Inzwischen kennt Horst Muzalak so ziemlich alle Huhns aus seiner Herkunftsfamilie, die noch in Genthin, Mützel, Ziesar, Magdeburg, Steinberg, Lübars, Parchen und Thüringen leben. Ob das der Halbbruder, die Halbschwester, Cousinen und Cousins, Onkel oder Tanten sind. Wobei letztere nicht selten zum Teil erheblich jünger sind als Horst selbst. Ein Verwandter kam beim Bier in der Gaststätte einmal von selbst auf ihn zu und sagte: „Hallo, ich bin Dein Halbbruder.“ Mit den einen pflegt er das neu gefundene verwandtschaftliche Verhältnis weiter, bei den anderen genügt es ihm, sie einmal kennengelernt zu haben.

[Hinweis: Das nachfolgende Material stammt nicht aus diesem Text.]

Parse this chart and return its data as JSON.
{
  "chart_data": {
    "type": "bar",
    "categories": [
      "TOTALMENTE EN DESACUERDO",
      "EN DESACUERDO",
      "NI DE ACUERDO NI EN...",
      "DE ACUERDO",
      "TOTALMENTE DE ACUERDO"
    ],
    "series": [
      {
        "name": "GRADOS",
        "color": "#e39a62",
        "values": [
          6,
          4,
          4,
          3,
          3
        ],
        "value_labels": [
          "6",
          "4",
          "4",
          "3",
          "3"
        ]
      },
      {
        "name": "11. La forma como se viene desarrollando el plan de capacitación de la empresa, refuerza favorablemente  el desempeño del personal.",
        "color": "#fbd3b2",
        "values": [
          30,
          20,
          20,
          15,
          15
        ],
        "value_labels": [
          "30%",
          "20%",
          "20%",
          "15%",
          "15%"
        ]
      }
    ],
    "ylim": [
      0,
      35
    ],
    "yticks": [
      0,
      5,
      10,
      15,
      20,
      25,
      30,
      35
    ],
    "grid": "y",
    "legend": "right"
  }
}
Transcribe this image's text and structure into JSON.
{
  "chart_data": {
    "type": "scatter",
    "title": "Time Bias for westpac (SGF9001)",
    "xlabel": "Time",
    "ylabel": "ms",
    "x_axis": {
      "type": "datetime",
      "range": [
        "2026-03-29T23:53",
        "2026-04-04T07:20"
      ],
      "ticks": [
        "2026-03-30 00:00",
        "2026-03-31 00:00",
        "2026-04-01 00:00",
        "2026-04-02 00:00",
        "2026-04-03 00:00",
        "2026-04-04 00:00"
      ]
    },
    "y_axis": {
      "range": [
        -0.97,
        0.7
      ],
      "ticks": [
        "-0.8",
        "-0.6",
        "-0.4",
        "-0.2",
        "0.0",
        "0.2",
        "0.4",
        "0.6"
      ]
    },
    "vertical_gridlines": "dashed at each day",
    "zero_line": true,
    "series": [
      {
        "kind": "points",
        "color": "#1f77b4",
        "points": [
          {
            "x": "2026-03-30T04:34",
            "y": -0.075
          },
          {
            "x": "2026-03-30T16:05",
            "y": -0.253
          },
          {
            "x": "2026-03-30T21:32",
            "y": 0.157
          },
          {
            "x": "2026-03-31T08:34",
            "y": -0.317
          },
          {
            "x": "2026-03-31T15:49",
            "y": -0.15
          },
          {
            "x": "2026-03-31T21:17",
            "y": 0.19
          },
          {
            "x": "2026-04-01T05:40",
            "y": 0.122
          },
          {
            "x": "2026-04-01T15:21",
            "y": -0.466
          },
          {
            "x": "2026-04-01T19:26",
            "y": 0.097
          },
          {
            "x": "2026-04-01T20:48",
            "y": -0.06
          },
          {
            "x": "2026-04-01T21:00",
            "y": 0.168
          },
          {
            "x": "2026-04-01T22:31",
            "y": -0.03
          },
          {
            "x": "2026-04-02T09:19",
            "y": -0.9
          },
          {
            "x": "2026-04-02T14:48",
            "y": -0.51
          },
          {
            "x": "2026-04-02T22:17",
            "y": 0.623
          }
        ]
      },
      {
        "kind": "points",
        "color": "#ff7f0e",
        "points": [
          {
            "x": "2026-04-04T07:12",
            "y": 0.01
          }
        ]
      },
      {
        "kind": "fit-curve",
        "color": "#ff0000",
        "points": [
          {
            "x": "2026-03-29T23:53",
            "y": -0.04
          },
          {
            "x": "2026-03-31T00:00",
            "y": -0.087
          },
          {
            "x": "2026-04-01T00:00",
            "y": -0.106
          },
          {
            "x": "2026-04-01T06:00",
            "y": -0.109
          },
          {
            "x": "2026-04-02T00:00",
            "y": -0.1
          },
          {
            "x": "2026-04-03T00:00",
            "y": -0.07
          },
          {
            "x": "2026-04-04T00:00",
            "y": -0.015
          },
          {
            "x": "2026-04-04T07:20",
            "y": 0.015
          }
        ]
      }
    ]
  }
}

Er weiß nun, dass sein Vater Pferdehändler gewesen war und ein Glasauge gehabt haben soll. Die Oma – eine geborene Stranz aus Parchen – soll in Genthin neben der Feuerwache gewohnt haben. Insgesamt zehn Kinder soll der Opa gehabt haben, Horsts Mutter war eines davon. Seine Evi, mit der er noch einmal ein spätes Glück gefunden hat, hat Horst Muzalak wo kennengelernt? 2015 beim Tanz in der Gaststätte „Eisenbahn“. Beide pflegen sie seitdem gemeinsam ihr Hobby, den Schießsport im Schützenverein. Evi ist dort amtierende Schützenkönigin. Und das Tanzen natürlich – wenn es denn nach den Corona-Ein-schränkungen endlich wieder möglich sein wird.